/tweet-sentiment

Sentiment analysis on tweet data

Primary LanguageJupyter Notebook

Tweets Sentiment Analysis

Project Description

Task

  • Tweets Sentiment Analysis using NLTK VADER, linear SVM and NLP techniques (AUC=0.806)

Requirements

  • Python 3.6
  • Modules: NLTK

What is in this repo

sentiment-analysis.ipynb

  • An implementation of NLTK VADER Sentiment Analyzer, CounterVectorizer, TfidfTransformer, SVC are trained against 2001 labeled tweets using 10-fold cross validation.

  • NLTK VADER Sentiment Analyzer works well to identify polarity of sentiments expressed in social media contexts, thus it is used to compute the polarity scores (positive, negative, netural) for each tweet (without text preprocessing) in the study. This step creates a feature vector (dim = 3) for each tweet.

  • Next, text preporcessing (eg. remove html tag, @tag, numbers and symbols) is done for each tweet before feeding into CountVectorizer to tokenize the tweets and create Bag of Words. TfidfTransformer is then applied to normalize the count matrix to tf-idf representation. This step creates a feature vector (max_features = 5000) for each tweet.

  • The two feature vectors created above are combined to form a new feature vector. The new feature vectors are used to train SVC model.

  • Grid search is used to find the best parameter set of SVC. Best parameter set : {'C': 0.5, 'kernel': 'linear'}.

  • Evaluation on area under ROC curve is made using 10-fold cross validation. Best AUC score = 0.806 (+/-0.062) for the parameter set {'C': 0.5, 'kernel': 'linear'}.

model-comparison-01.ipynb, model-comparison-02.ipynb, model-comparison-03-word2vec.ipynb

  • The dataset is also tested against other methods, eg. with or without VADER, using different classifiers, Word2Vec.

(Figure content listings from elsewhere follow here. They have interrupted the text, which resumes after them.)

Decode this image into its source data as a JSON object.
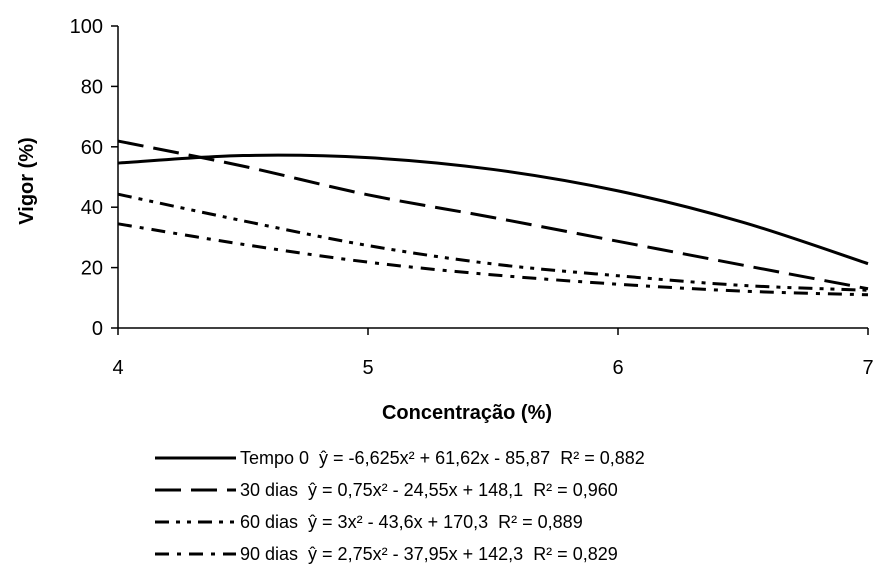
{
  "chart_data": {
    "type": "line",
    "title": "",
    "xlabel": "Concentração (%)",
    "ylabel": "Vigor (%)",
    "xlim": [
      4,
      7
    ],
    "ylim": [
      0,
      100
    ],
    "x_ticks": [
      "4",
      "5",
      "6",
      "7"
    ],
    "y_ticks": [
      "0",
      "20",
      "40",
      "60",
      "80",
      "100"
    ],
    "grid": false,
    "legend_position": "bottom",
    "x": [
      4.0,
      4.5,
      5.0,
      5.5,
      6.0,
      6.5,
      7.0
    ],
    "series": [
      {
        "name": "Tempo 0",
        "equation": "ŷ = -6,625x² + 61,62x - 85,87",
        "r2": "R² = 0,882",
        "dash": "solid",
        "values": [
          54.6,
          57.1,
          56.4,
          52.5,
          45.4,
          35.0,
          21.3
        ]
      },
      {
        "name": "30 dias",
        "equation": "ŷ = 0,75x² - 24,55x + 148,1",
        "r2": "R² = 0,960",
        "dash": "long-dash",
        "values": [
          61.9,
          53.6,
          44.1,
          36.6,
          28.7,
          20.8,
          13.0
        ]
      },
      {
        "name": "60 dias",
        "equation": "ŷ = 3x² - 43,6x + 170,3",
        "r2": "R² = 0,889",
        "dash": "dash-dot-dot",
        "values": [
          44.3,
          35.5,
          27.3,
          21.2,
          17.3,
          14.1,
          12.5
        ]
      },
      {
        "name": "90 dias",
        "equation": "ŷ = 2,75x² - 37,95x + 142,3",
        "r2": "R² = 0,829",
        "dash": "dash-dot",
        "values": [
          34.5,
          27.7,
          21.8,
          17.6,
          14.5,
          12.2,
          11.0
        ]
      }
    ]
  }
}
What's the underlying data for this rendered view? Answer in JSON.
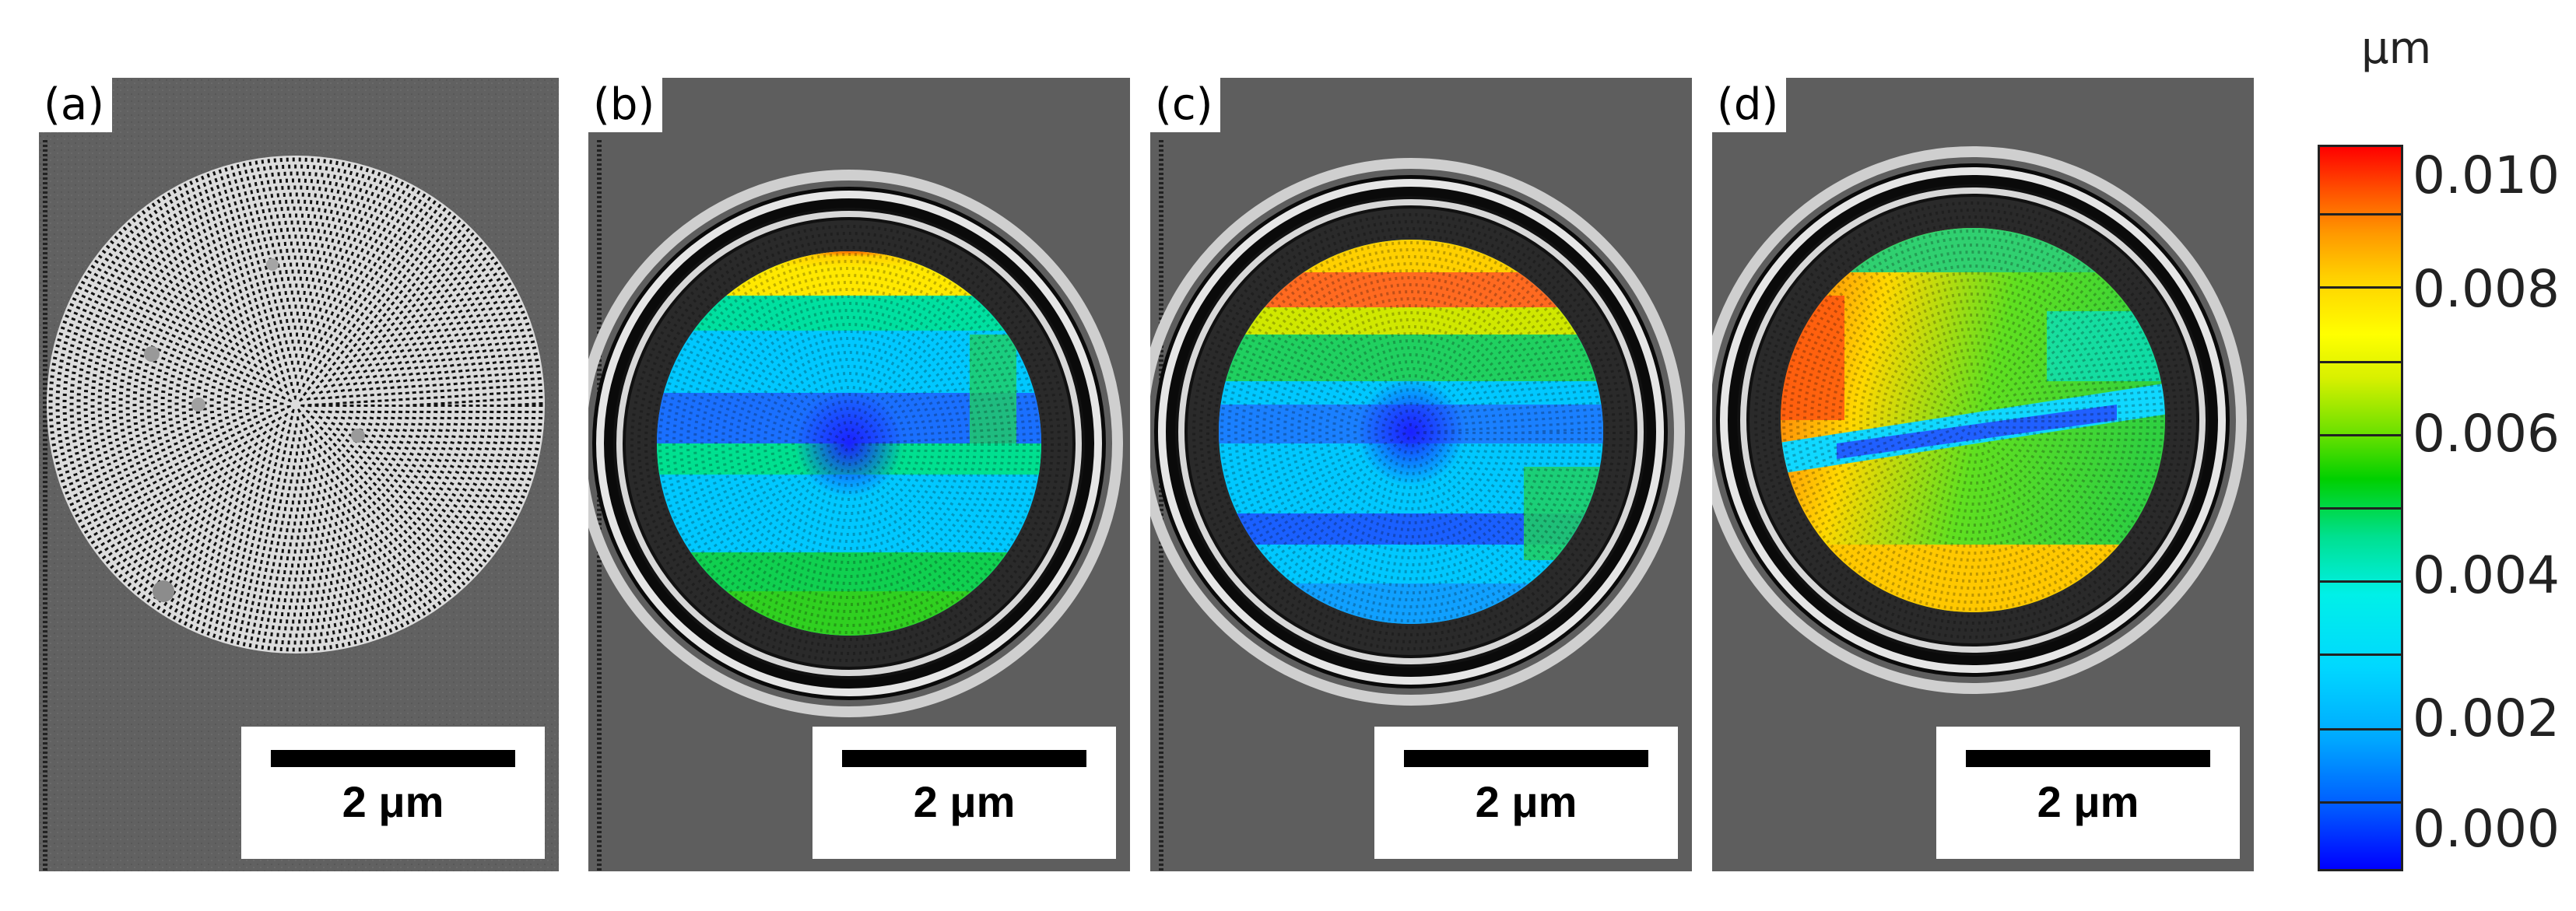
{
  "panels": [
    {
      "label": "(a)",
      "scalebar": "2 μm",
      "type": "sem"
    },
    {
      "label": "(b)",
      "scalebar": "2 μm",
      "type": "map"
    },
    {
      "label": "(c)",
      "scalebar": "2 μm",
      "type": "map"
    },
    {
      "label": "(d)",
      "scalebar": "2 μm",
      "type": "map"
    }
  ],
  "colorbar": {
    "unit": "μm",
    "tick_labels": [
      "0.010",
      "0.008",
      "0.006",
      "0.004",
      "0.002",
      "0.000"
    ],
    "colors": [
      "#0000ff",
      "#00a8ff",
      "#00f0e8",
      "#00d000",
      "#ffff00",
      "#ff9900",
      "#ff0000"
    ]
  }
}
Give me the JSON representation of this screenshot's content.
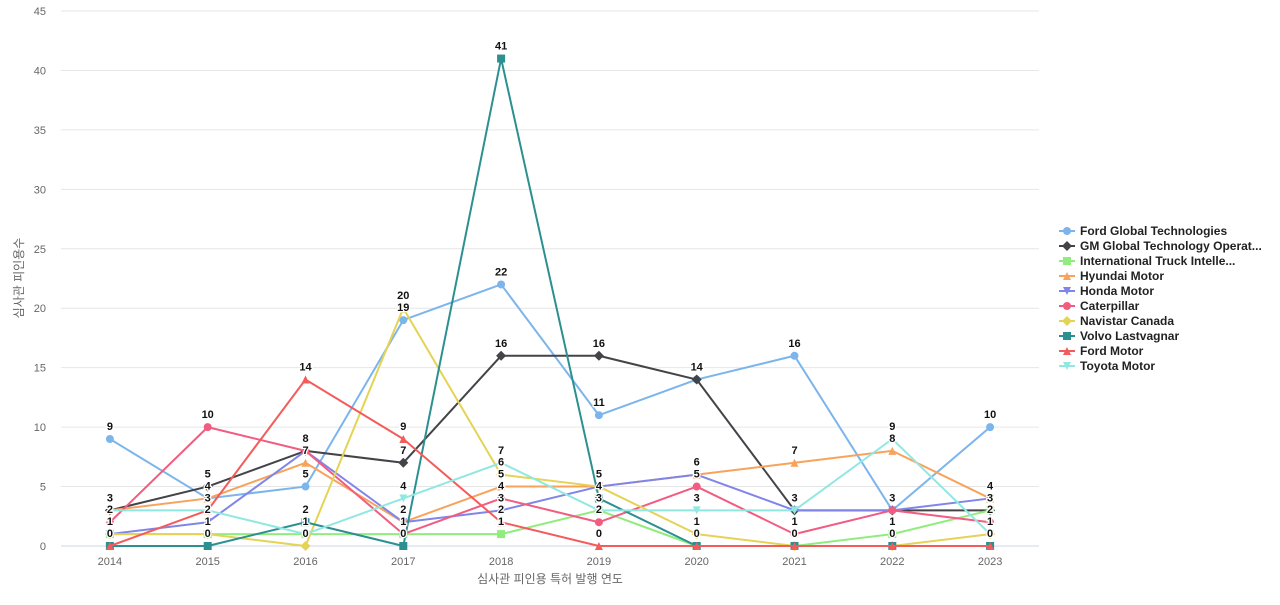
{
  "chart_data": {
    "type": "line",
    "xlabel": "심사관 피인용 특허 발행 연도",
    "ylabel": "심사관 피인용수",
    "ylim": [
      0,
      45
    ],
    "yticks": [
      0,
      5,
      10,
      15,
      20,
      25,
      30,
      35,
      40,
      45
    ],
    "x": [
      "2014",
      "2015",
      "2016",
      "2017",
      "2018",
      "2019",
      "2020",
      "2021",
      "2022",
      "2023"
    ],
    "grid": true,
    "legend_position": "right",
    "series": [
      {
        "name": "Ford Global Technologies",
        "color": "#7cb5ec",
        "marker": "circle",
        "values": [
          9,
          4,
          5,
          19,
          22,
          11,
          14,
          16,
          3,
          10
        ]
      },
      {
        "name": "GM Global Technology Operat...",
        "color": "#434348",
        "marker": "diamond",
        "values": [
          3,
          5,
          8,
          7,
          16,
          16,
          14,
          3,
          3,
          3
        ]
      },
      {
        "name": "International Truck Intelle...",
        "color": "#90ed7d",
        "marker": "square",
        "values": [
          1,
          1,
          1,
          1,
          1,
          3,
          0,
          0,
          1,
          3
        ]
      },
      {
        "name": "Hyundai Motor",
        "color": "#f7a35c",
        "marker": "triangle",
        "values": [
          3,
          4,
          7,
          2,
          5,
          5,
          6,
          7,
          8,
          4
        ]
      },
      {
        "name": "Honda Motor",
        "color": "#8085e9",
        "marker": "triangle-down",
        "values": [
          1,
          2,
          8,
          2,
          3,
          5,
          6,
          3,
          3,
          4
        ]
      },
      {
        "name": "Caterpillar",
        "color": "#f15c80",
        "marker": "circle",
        "values": [
          2,
          10,
          8,
          1,
          4,
          2,
          5,
          1,
          3,
          2
        ]
      },
      {
        "name": "Navistar Canada",
        "color": "#e4d354",
        "marker": "diamond",
        "values": [
          1,
          1,
          0,
          20,
          6,
          5,
          1,
          0,
          0,
          1
        ]
      },
      {
        "name": "Volvo Lastvagnar",
        "color": "#2b908f",
        "marker": "square",
        "values": [
          0,
          0,
          2,
          0,
          41,
          4,
          0,
          0,
          0,
          0
        ]
      },
      {
        "name": "Ford Motor",
        "color": "#f45b5b",
        "marker": "triangle",
        "values": [
          0,
          3,
          14,
          9,
          2,
          0,
          0,
          0,
          0,
          0
        ]
      },
      {
        "name": "Toyota Motor",
        "color": "#91e8e1",
        "marker": "triangle-down",
        "values": [
          3,
          3,
          1,
          4,
          7,
          3,
          3,
          3,
          9,
          1
        ]
      }
    ]
  }
}
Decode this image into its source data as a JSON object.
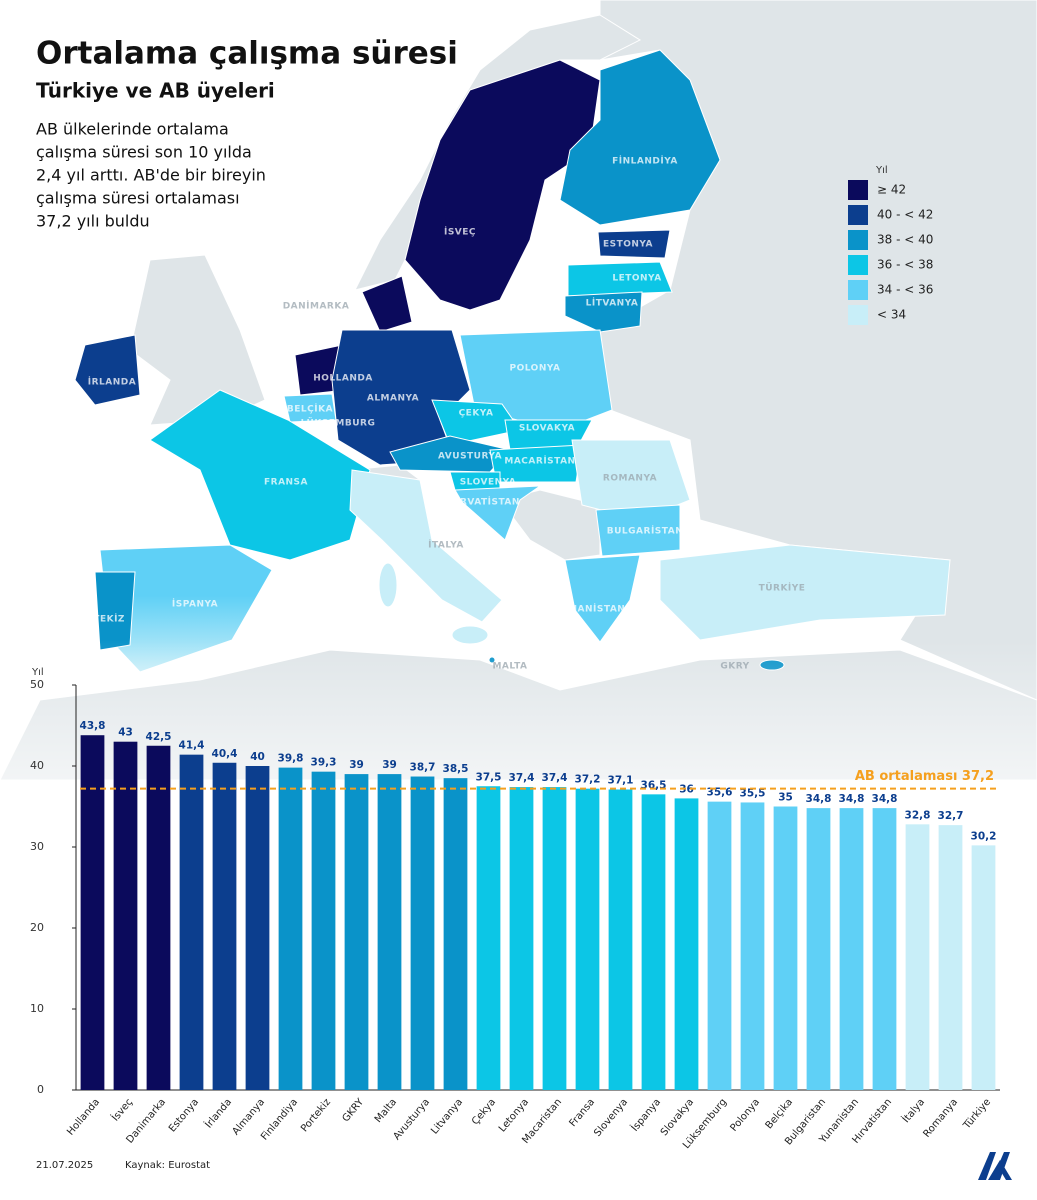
{
  "header": {
    "title": "Ortalama çalışma süresi",
    "subtitle": "Türkiye ve AB üyeleri",
    "description": [
      "AB ülkelerinde ortalama",
      "çalışma süresi son 10 yılda",
      "2,4 yıl arttı. AB'de bir bireyin",
      "çalışma süresi ortalaması",
      "37,2 yılı buldu"
    ]
  },
  "map": {
    "legend": {
      "title": "Yıl",
      "items": [
        {
          "label": "≥ 42",
          "color": "#0b0a5c"
        },
        {
          "label": "40 - < 42",
          "color": "#0c3e8e"
        },
        {
          "label": "38 - < 40",
          "color": "#0a93c9"
        },
        {
          "label": "36 - < 38",
          "color": "#0cc6e6"
        },
        {
          "label": "34 - < 36",
          "color": "#5fd0f6"
        },
        {
          "label": "< 34",
          "color": "#c8eef8"
        }
      ]
    },
    "labels": [
      "İSVEÇ",
      "FİNLANDİYA",
      "ESTONYA",
      "LETONYA",
      "LİTVANYA",
      "DANİMARKA",
      "İRLANDA",
      "HOLLANDA",
      "BELÇİKA",
      "LÜKSEMBURG",
      "ALMANYA",
      "POLONYA",
      "ÇEKYA",
      "SLOVAKYA",
      "AVUSTURYA",
      "MACARİSTAN",
      "SLOVENYA",
      "HIRVATİSTAN",
      "ROMANYA",
      "FRANSA",
      "BULGARİSTAN",
      "İTALYA",
      "İSPANYA",
      "PORTEKİZ",
      "YUNANİSTAN",
      "TÜRKİYE",
      "MALTA",
      "GKRY"
    ]
  },
  "chart_data": {
    "type": "bar",
    "y_label": "Yıl",
    "categories": [
      "Hollanda",
      "İsveç",
      "Danimarka",
      "Estonya",
      "İrlanda",
      "Almanya",
      "Finlandiya",
      "Portekiz",
      "GKRY",
      "Malta",
      "Avusturya",
      "Litvanya",
      "Çekya",
      "Letonya",
      "Macaristan",
      "Fransa",
      "Slovenya",
      "İspanya",
      "Slovakya",
      "Lüksemburg",
      "Polonya",
      "Belçika",
      "Bulgaristan",
      "Yunanistan",
      "Hırvatistan",
      "İtalya",
      "Romanya",
      "Türkiye"
    ],
    "values": [
      43.8,
      43,
      42.5,
      41.4,
      40.4,
      40,
      39.8,
      39.3,
      39,
      39,
      38.7,
      38.5,
      37.5,
      37.4,
      37.4,
      37.2,
      37.1,
      36.5,
      36,
      35.6,
      35.5,
      35,
      34.8,
      34.8,
      34.8,
      32.8,
      32.7,
      30.2
    ],
    "value_labels": [
      "43,8",
      "43",
      "42,5",
      "41,4",
      "40,4",
      "40",
      "39,8",
      "39,3",
      "39",
      "39",
      "38,7",
      "38,5",
      "37,5",
      "37,4",
      "37,4",
      "37,2",
      "37,1",
      "36,5",
      "36",
      "35,6",
      "35,5",
      "35",
      "34,8",
      "34,8",
      "34,8",
      "32,8",
      "32,7",
      "30,2"
    ],
    "colors": [
      "#0b0a5c",
      "#0b0a5c",
      "#0b0a5c",
      "#0c3e8e",
      "#0c3e8e",
      "#0c3e8e",
      "#0a93c9",
      "#0a93c9",
      "#0a93c9",
      "#0a93c9",
      "#0a93c9",
      "#0a93c9",
      "#0cc6e6",
      "#0cc6e6",
      "#0cc6e6",
      "#0cc6e6",
      "#0cc6e6",
      "#0cc6e6",
      "#0cc6e6",
      "#5fd0f6",
      "#5fd0f6",
      "#5fd0f6",
      "#5fd0f6",
      "#5fd0f6",
      "#5fd0f6",
      "#c8eef8",
      "#c8eef8",
      "#c8eef8"
    ],
    "ylim": [
      0,
      50
    ],
    "yticks": [
      0,
      10,
      20,
      30,
      40,
      50
    ],
    "grid": false,
    "reference_line": {
      "value": 37.2,
      "label": "AB ortalaması 37,2",
      "color": "#f5a01e"
    }
  },
  "footer": {
    "date": "21.07.2025",
    "source": "Kaynak: Eurostat"
  }
}
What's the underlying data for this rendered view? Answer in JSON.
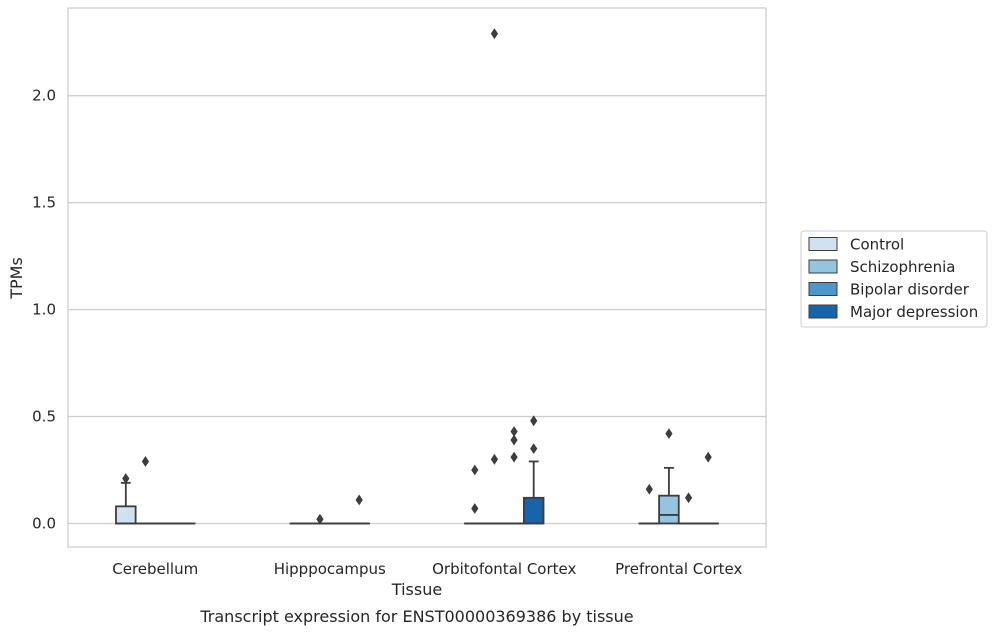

  • Among all other methods in the study, VADER + CountVectorizer + TfidfTransformer + SVC (linear kernel) / SGDClassifier (linear SVM) achieves the best AUC score so far.

Model Evaluation

Classifiers AUC
VADER + SVC 74.7%
CountVectorizer + MultinomialNB 76.7%
CountVectorizer + TfidfTransformer + MultinomialNB 77.9%
VADER + CountVectorizer + TfidfTransformer + SVC 80.6%
VADER + CountVectorizer + TfidfTransformer + LinearSVC 80.4%
VADER + CountVectorizer + TfidfTransformer + SGDClassifier 80.6%
VADER + CountVectorizer + TfidfTransformer + RandomForestClassifier 79.5%
Word2Vec + RandomForestClassifier 65.8%